Давно еще, не то в пятом, не то в шестом классе, Лена уверилась, что ее призвание — театр. В школе она была звездой самодеятельности: пела, читала на вечерах стихи, выступала в драматических отрывках из Чехова, Горького, Лермонтова. И в ее памяти жил еще тот счастливый успех, который она имела в роли Нины из «Маскарада» на областном смотре самодеятельности. Осенью Лена собиралась в Москву, держать экзамен в училище имени Щукина, и было, конечно, обидно — и тоже до слез! — что война помешала этим планам: театр и училище отдалились на какое-то время. Но тут неожиданно сама ее жизнь стала театром, драмой…

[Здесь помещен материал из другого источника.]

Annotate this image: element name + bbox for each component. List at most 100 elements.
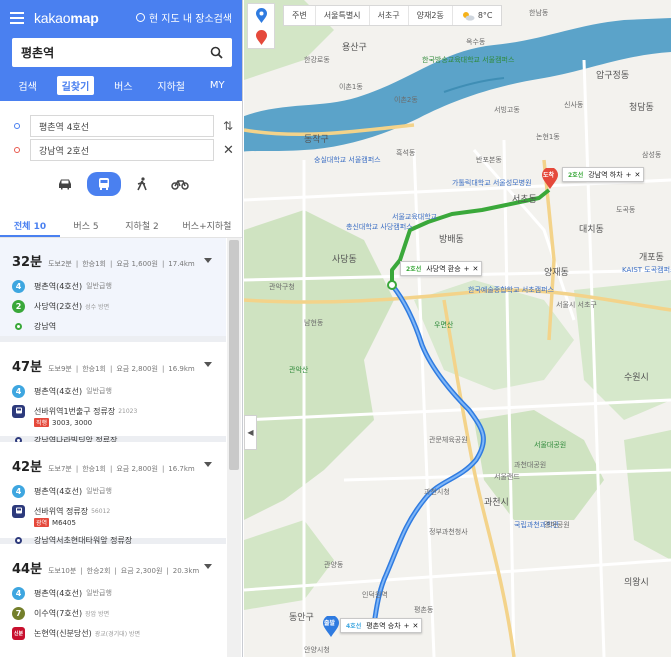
filter-all[interactable]: 전체 10 bbox=[0, 212, 60, 237]
temperature: 8°C bbox=[477, 11, 493, 20]
line-7-icon: 7 bbox=[12, 606, 25, 620]
station-bubble[interactable]: 2호선 강남역 하차 + ✕ bbox=[562, 167, 645, 182]
app-root: kakaomap 현 지도 내 장소검색 검색 길찾기 버스 지하철 MY 평촌… bbox=[0, 0, 671, 657]
route-step: 강남역 bbox=[12, 316, 214, 336]
destination-field[interactable]: 강남역 2호선 bbox=[30, 139, 214, 161]
collapse-sidebar-button[interactable]: ◀ bbox=[244, 415, 257, 450]
walk-time: 도보9분 bbox=[48, 365, 72, 373]
location-pin-icon[interactable] bbox=[255, 8, 268, 24]
transfer-count: 한승2회 bbox=[86, 567, 111, 575]
map-label: 관양동 bbox=[324, 561, 344, 569]
logo[interactable]: kakaomap bbox=[34, 10, 99, 26]
arrive-pin[interactable]: 도착 bbox=[541, 168, 559, 190]
route-step: 신분 논현역(신분당선) 광교(경기대) 방면 bbox=[12, 623, 214, 643]
route-card[interactable]: 42분 도보7분 | 한승1회 | 요금 2,800원 | 16.7km 4 평촌역(4… bbox=[0, 442, 226, 545]
bike-icon[interactable] bbox=[166, 172, 194, 196]
road-view-icon[interactable] bbox=[255, 30, 268, 46]
map-label: 인덕원역 bbox=[362, 591, 388, 599]
menu-icon[interactable] bbox=[10, 11, 24, 24]
route-time: 47분 bbox=[12, 360, 43, 375]
map-label: 도곡동 bbox=[616, 206, 636, 214]
search-icon[interactable] bbox=[210, 46, 223, 59]
map-label: 총신대학교 사당캠퍼스 bbox=[346, 223, 413, 231]
transfer-count: 한승1회 bbox=[82, 465, 106, 473]
station-bubble[interactable]: 4호선 평촌역 승차 + ✕ bbox=[340, 618, 423, 633]
tab-subway[interactable]: 지하철 bbox=[152, 76, 190, 95]
nearby-search-toggle[interactable]: 현 지도 내 장소검색 bbox=[135, 10, 232, 25]
chevron-down-icon[interactable] bbox=[204, 258, 212, 263]
bus-icon bbox=[12, 404, 25, 418]
nearby-button[interactable]: 주변 bbox=[284, 6, 316, 25]
origin-field[interactable]: 평촌역 4호선 bbox=[30, 115, 214, 137]
search-input[interactable] bbox=[21, 45, 210, 60]
map-label: 정부과천청사 bbox=[429, 528, 468, 536]
map-canvas[interactable]: 용산구 한강로동 한국방송교육대학교 서울캠퍼스 옥수동 이촌1동 한남동 이촌… bbox=[244, 0, 671, 657]
route-card[interactable]: 32분 도보2분 | 한승1회 | 요금 1,600원 | 17.4km 4 평촌역(4… bbox=[0, 238, 226, 342]
train-type: 일반급행 bbox=[86, 487, 112, 495]
chevron-down-icon[interactable] bbox=[204, 462, 212, 467]
breadcrumb-district[interactable]: 서초구 bbox=[370, 6, 409, 25]
tab-my[interactable]: MY bbox=[205, 78, 230, 93]
map-label: 신사동 bbox=[564, 101, 584, 109]
close-icon[interactable]: ✕ bbox=[413, 622, 419, 630]
direction: 광교(경기대) 방면 bbox=[94, 630, 140, 638]
tab-search[interactable]: 검색 bbox=[13, 76, 41, 95]
station-name: 평촌역(4호선) bbox=[34, 588, 83, 598]
station-name: 이수역(7호선) bbox=[34, 608, 83, 618]
route-steps: 4 평촌역(4호선) 일반급행 선바위역 정류장 56012 광역 M6405 강남역서… bbox=[12, 481, 214, 550]
map-label: 서울교육대학교 bbox=[392, 213, 438, 221]
add-icon[interactable]: + bbox=[404, 622, 410, 630]
map-label: 서빙고동 bbox=[494, 106, 520, 114]
tab-bus[interactable]: 버스 bbox=[109, 76, 137, 95]
map-label: 서울대공원 bbox=[534, 441, 567, 449]
route-summary: 47분 도보9분 | 한승1회 | 요금 2,800원 | 16.9km bbox=[12, 356, 214, 375]
breadcrumb-dong[interactable]: 양재2동 bbox=[409, 6, 453, 25]
depart-pin[interactable]: 출발 bbox=[322, 616, 340, 638]
train-type: 일반급행 bbox=[86, 589, 112, 597]
chevron-down-icon[interactable] bbox=[204, 564, 212, 569]
route-step: 4 평촌역(4호선) 일반급행 bbox=[12, 481, 214, 501]
filter-bus[interactable]: 버스 5 bbox=[60, 212, 112, 237]
tab-directions[interactable]: 길찾기 bbox=[56, 75, 95, 95]
train-type: 일반급행 bbox=[86, 387, 112, 395]
line-4-icon: 4 bbox=[12, 484, 25, 498]
breadcrumb-city[interactable]: 서울특별시 bbox=[316, 6, 370, 25]
map-label: 우면산 bbox=[434, 321, 454, 329]
stop-id: 21023 bbox=[118, 407, 138, 415]
logo-map: map bbox=[70, 9, 99, 26]
map-label: 관문체육공원 bbox=[429, 436, 468, 444]
clear-icon[interactable]: ✕ bbox=[223, 143, 234, 158]
map-label: 과천대공원 bbox=[514, 461, 547, 469]
swap-icon[interactable]: ⇅ bbox=[223, 119, 233, 133]
route-step: 4 평촌역(4호선) 일반급행 bbox=[12, 583, 214, 603]
bus-icon[interactable] bbox=[87, 172, 121, 196]
car-icon[interactable] bbox=[51, 172, 79, 196]
walk-icon[interactable] bbox=[128, 172, 156, 196]
station-name: 평촌역(4호선) bbox=[34, 486, 83, 496]
filter-bus-subway[interactable]: 버스+지하철 bbox=[172, 212, 242, 237]
route-step: 4 평촌역(4호선) 일반급행 bbox=[12, 381, 214, 401]
close-icon[interactable]: ✕ bbox=[473, 265, 479, 273]
stop-name: 선바위역1번출구 정류장 bbox=[34, 406, 116, 416]
map-label: 과천시청 bbox=[424, 488, 450, 496]
distance: 16.7km bbox=[168, 465, 195, 473]
route-card[interactable]: 47분 도보9분 | 한승1회 | 요금 2,800원 | 16.9km 4 평촌역(4… bbox=[0, 342, 226, 445]
bubble-text: 평촌역 승차 bbox=[366, 621, 401, 630]
route-steps: 4 평촌역(4호선) 일반급행 7 이수역(7호선) 장암 방면 신분 논현역(신분당선)… bbox=[12, 583, 214, 643]
station-bubble[interactable]: 2호선 사당역 환승 + ✕ bbox=[400, 261, 483, 276]
add-icon[interactable]: + bbox=[464, 265, 470, 273]
map-label: 관악구청 bbox=[269, 283, 295, 291]
radio-icon[interactable] bbox=[135, 13, 145, 22]
map-label: 한국방송교육대학교 서울캠퍼스 bbox=[422, 56, 515, 64]
line-4-icon: 4 bbox=[12, 384, 25, 398]
close-icon[interactable]: ✕ bbox=[635, 171, 641, 179]
transfer-count: 한승1회 bbox=[82, 260, 106, 268]
filter-subway[interactable]: 지하철 2 bbox=[112, 212, 172, 237]
add-icon[interactable]: + bbox=[626, 171, 632, 179]
chevron-down-icon[interactable] bbox=[204, 362, 212, 367]
walk-time: 도보10분 bbox=[48, 567, 77, 575]
scrollbar-thumb[interactable] bbox=[229, 240, 239, 470]
depart-pin-label: 출발 bbox=[324, 620, 336, 627]
route-card[interactable]: 44분 도보10분 | 한승2회 | 요금 2,300원 | 20.3km 4 평촌역(… bbox=[0, 544, 226, 654]
map-label: 한남동 bbox=[529, 9, 549, 17]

С момента, как в их Доме учителя появились четверо изгнанников из Европы, а среди них Федерико — итальянец, антифашист, боец Интербригады, Лена как бы подчинилась некоему драматическому сюжету. По первому впечатлению этот молчаливый, рослый красавец разозлил ее: не проронил ни слова, кроме «бонжур» и «мерси», ни разу не улыбнулся и только скользнул по ней невнимательным взглядом. Но точно гонг ударил к началу представления — и жизнь Лены Синельниковой день ото дня, как от сцены к сцене, становилась все интереснее, богаче, полнее.

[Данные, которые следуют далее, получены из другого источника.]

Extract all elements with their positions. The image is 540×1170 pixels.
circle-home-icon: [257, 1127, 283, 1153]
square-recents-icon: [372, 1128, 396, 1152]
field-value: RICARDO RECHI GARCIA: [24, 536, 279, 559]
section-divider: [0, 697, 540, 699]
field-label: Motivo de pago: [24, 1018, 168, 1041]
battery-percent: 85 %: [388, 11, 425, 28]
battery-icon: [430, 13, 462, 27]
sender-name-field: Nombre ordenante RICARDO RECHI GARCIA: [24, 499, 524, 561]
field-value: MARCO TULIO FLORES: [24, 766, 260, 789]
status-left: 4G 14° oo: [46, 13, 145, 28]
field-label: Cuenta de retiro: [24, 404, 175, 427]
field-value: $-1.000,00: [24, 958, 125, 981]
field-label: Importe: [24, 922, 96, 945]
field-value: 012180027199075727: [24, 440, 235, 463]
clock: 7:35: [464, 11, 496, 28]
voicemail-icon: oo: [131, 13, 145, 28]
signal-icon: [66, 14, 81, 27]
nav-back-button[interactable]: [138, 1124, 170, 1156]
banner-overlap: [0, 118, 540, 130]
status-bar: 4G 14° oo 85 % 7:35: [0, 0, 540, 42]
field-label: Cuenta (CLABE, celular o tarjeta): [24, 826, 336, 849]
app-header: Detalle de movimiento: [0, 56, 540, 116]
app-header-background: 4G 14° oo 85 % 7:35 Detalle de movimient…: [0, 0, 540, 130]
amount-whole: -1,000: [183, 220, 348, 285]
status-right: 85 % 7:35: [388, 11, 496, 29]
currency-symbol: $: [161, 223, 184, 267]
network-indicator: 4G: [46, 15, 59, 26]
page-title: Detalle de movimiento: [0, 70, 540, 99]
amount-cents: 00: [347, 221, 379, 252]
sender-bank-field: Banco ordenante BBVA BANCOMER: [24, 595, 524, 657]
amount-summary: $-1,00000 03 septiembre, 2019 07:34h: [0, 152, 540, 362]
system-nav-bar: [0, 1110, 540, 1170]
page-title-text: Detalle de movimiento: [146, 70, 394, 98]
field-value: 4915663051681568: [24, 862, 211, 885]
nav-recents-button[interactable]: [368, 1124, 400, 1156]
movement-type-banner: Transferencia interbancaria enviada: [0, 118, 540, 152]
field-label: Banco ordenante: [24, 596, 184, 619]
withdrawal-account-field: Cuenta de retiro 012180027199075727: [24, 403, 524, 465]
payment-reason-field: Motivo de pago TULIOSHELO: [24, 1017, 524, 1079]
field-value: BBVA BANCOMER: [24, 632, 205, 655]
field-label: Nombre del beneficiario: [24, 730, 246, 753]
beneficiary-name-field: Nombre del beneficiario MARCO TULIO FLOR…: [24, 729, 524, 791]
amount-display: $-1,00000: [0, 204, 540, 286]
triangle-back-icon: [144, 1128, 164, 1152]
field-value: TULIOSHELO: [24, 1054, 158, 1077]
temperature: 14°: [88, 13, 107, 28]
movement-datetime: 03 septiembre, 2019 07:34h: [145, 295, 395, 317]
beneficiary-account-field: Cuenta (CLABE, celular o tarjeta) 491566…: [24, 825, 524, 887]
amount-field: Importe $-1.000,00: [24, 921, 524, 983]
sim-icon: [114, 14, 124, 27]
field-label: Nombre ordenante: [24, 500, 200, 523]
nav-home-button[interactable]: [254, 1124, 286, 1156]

А вокруг, похожая на дивную декорацию к пьесе, стояла ясная, сухая осень. Прохладные сентябрьские ночи были полны звезд, а дни — цветов и плодов: расцвели в палисадниках астры, а воздух пропитался запахом яблок. Дозревая на разостланной соломе, на чердаках, в сенях, антоновки были подобны прозрачным чашам, налитым желтоватым медом. И среди этого праздничного великолепия так легко забывалось о том, что на свете бывают и дожди, и ненастье, и война.

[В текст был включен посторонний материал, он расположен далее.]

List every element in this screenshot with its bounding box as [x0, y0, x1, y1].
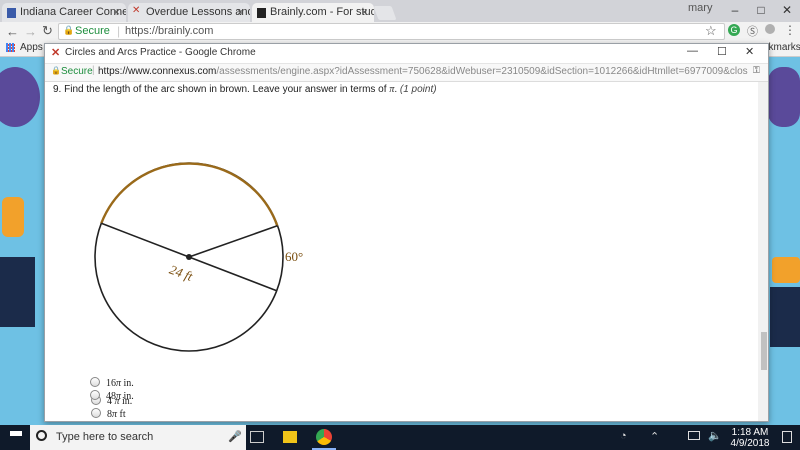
minimize-button[interactable]: –	[722, 0, 748, 20]
taskbar-search-box[interactable]: Type here to search 🎤	[30, 425, 246, 450]
answer-option[interactable]: 16π in.	[90, 377, 134, 389]
tab-title: Indiana Career Connect	[20, 6, 126, 18]
angle-label: 60°	[285, 249, 303, 264]
radius-line	[188, 225, 278, 258]
clock-time[interactable]: 1:18 AM	[730, 427, 770, 438]
center-point	[186, 254, 192, 260]
diameter-right	[188, 256, 277, 292]
url-path: /assessments/engine.aspx?idAssessment=75…	[216, 66, 748, 77]
decorative-shape	[770, 287, 800, 347]
secure-label: Secure	[75, 25, 110, 37]
close-tab-icon[interactable]: ×	[361, 5, 368, 19]
url-host: https://www.connexus.com	[98, 66, 217, 77]
decorative-shape	[2, 197, 24, 237]
tab-brainly[interactable]: Brainly.com - For student ×	[252, 3, 374, 22]
close-tab-icon[interactable]: ×	[237, 5, 244, 19]
chrome-taskbar-icon[interactable]	[316, 429, 332, 445]
microphone-icon[interactable]: 🎤	[228, 430, 242, 443]
extension-icon[interactable]	[765, 24, 775, 34]
apps-grid-icon[interactable]	[6, 43, 15, 52]
brown-arc	[100, 162, 279, 227]
popup-minimize-button[interactable]: —	[687, 45, 698, 57]
tab-overdue-lessons[interactable]: ✕ Overdue Lessons and Le ×	[128, 3, 250, 22]
answer-option[interactable]: 48π in.	[90, 390, 134, 402]
maximize-button[interactable]: □	[748, 0, 774, 20]
tab-indiana-career-connect[interactable]: Indiana Career Connect ×	[2, 3, 126, 22]
pi-symbol: π	[112, 409, 118, 420]
apps-bookmark[interactable]: Apps	[20, 42, 43, 53]
clock-date[interactable]: 4/9/2018	[728, 438, 772, 449]
radio-button[interactable]	[90, 390, 100, 400]
answer-option[interactable]: 8π ft	[91, 408, 126, 420]
battery-icon[interactable]	[688, 431, 700, 440]
decorative-shape	[0, 67, 40, 127]
url-text[interactable]: https://brainly.com	[125, 25, 213, 37]
decorative-shape	[768, 67, 800, 127]
radio-button[interactable]	[91, 408, 101, 418]
back-arrow-icon[interactable]: ←	[6, 24, 19, 39]
address-bar[interactable]: 🔒 Secure | https://brainly.com ☆	[58, 23, 725, 40]
popup-url[interactable]: https://www.connexus.com/assessments/eng…	[98, 66, 748, 77]
popup-maximize-button[interactable]: ☐	[717, 45, 727, 58]
task-view-icon[interactable]	[250, 431, 264, 443]
vertical-scrollbar[interactable]	[758, 82, 768, 421]
forward-arrow-icon[interactable]: →	[24, 24, 37, 39]
connexus-favicon-icon: ✕	[132, 5, 141, 16]
secure-label: Secure	[61, 66, 93, 77]
pi-symbol: π	[116, 378, 122, 389]
search-placeholder: Type here to search	[56, 431, 154, 443]
separator: |	[117, 24, 121, 38]
option-value: 16	[106, 378, 116, 389]
radius-label: 24 ft	[167, 262, 195, 284]
grammarly-extension-icon[interactable]: G	[728, 24, 740, 36]
popup-address-bar[interactable]: 🔒 Secure | https://www.connexus.com/asse…	[45, 64, 768, 82]
close-tab-icon[interactable]: ×	[113, 5, 120, 19]
assessment-content: 9. Find the length of the arc shown in b…	[45, 82, 758, 421]
browser-toolbar: ← → ↻ 🔒 Secure | https://brainly.com ☆ G…	[0, 22, 800, 40]
arc-diagram: 24 ft 60°	[94, 162, 303, 352]
decorative-shape	[772, 257, 800, 283]
reload-icon[interactable]: ↻	[42, 23, 53, 39]
skype-extension-icon[interactable]: Ⓢ	[747, 23, 758, 39]
option-value: 48	[106, 391, 116, 402]
separator: |	[92, 65, 95, 76]
lock-icon: 🔒	[51, 66, 61, 75]
pi-symbol: π	[116, 391, 122, 402]
decorative-shape	[0, 257, 35, 327]
diameter-left	[101, 222, 190, 258]
scrollbar-thumb[interactable]	[761, 332, 767, 370]
new-tab-button[interactable]	[373, 6, 397, 20]
menu-kebab-icon[interactable]: ⋮	[784, 23, 796, 37]
key-icon[interactable]: ⚿	[753, 65, 760, 76]
connexus-logo-icon: ✕	[51, 47, 61, 59]
brainly-favicon-icon	[257, 8, 266, 18]
tab-title: Overdue Lessons and Le	[146, 6, 250, 18]
popup-titlebar: ✕ Circles and Arcs Practice - Google Chr…	[45, 44, 768, 64]
indiana-favicon-icon	[7, 8, 16, 18]
volume-icon[interactable]: 🔈	[708, 429, 722, 442]
lock-icon: 🔒	[63, 25, 75, 35]
file-explorer-icon[interactable]	[283, 431, 297, 443]
tab-strip: Indiana Career Connect × ✕ Overdue Lesso…	[0, 0, 800, 22]
popup-window: ✕ Circles and Arcs Practice - Google Chr…	[44, 43, 769, 422]
popup-close-button[interactable]: ✕	[745, 45, 754, 58]
network-icon[interactable]: ◔	[620, 430, 627, 442]
option-unit: in.	[123, 391, 134, 402]
notifications-icon[interactable]	[782, 431, 792, 443]
tab-title: Brainly.com - For student	[270, 6, 374, 18]
option-unit: ft	[119, 409, 126, 420]
radio-button[interactable]	[90, 377, 100, 387]
option-unit: in.	[123, 378, 134, 389]
profile-name[interactable]: mary	[688, 2, 712, 14]
cortana-icon	[36, 430, 47, 441]
chevron-up-icon[interactable]: ⌃	[650, 430, 659, 443]
close-window-button[interactable]: ✕	[774, 0, 800, 20]
windows-start-icon[interactable]	[10, 431, 22, 443]
bookmark-star-icon[interactable]: ☆	[705, 23, 717, 39]
popup-title: Circles and Arcs Practice - Google Chrom…	[65, 47, 256, 58]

…К монастырю, где они условились встретиться, вела от дороги прямая, мощенная булыжником дубовая аллея. Там всегда было сумрачно: ветви столетних деревьев смыкались наверху, образуя низкий, начавший уже по-осеннему бронзоветь свод. И у входа в этот лиственный туннель Лена еще издали увидела Федерико. Прислонившись одиноко к дереву, откинув к его стволу непокрытую, курчавую голову, он всей своей позой выражал долгое ожидание. Но смотрел он не в сторону дороги, откуда только и могла появиться Лена, а куда-то вверх, в небо; можно было подумать, что оттуда, с неба, он и ожидал ее сошествия.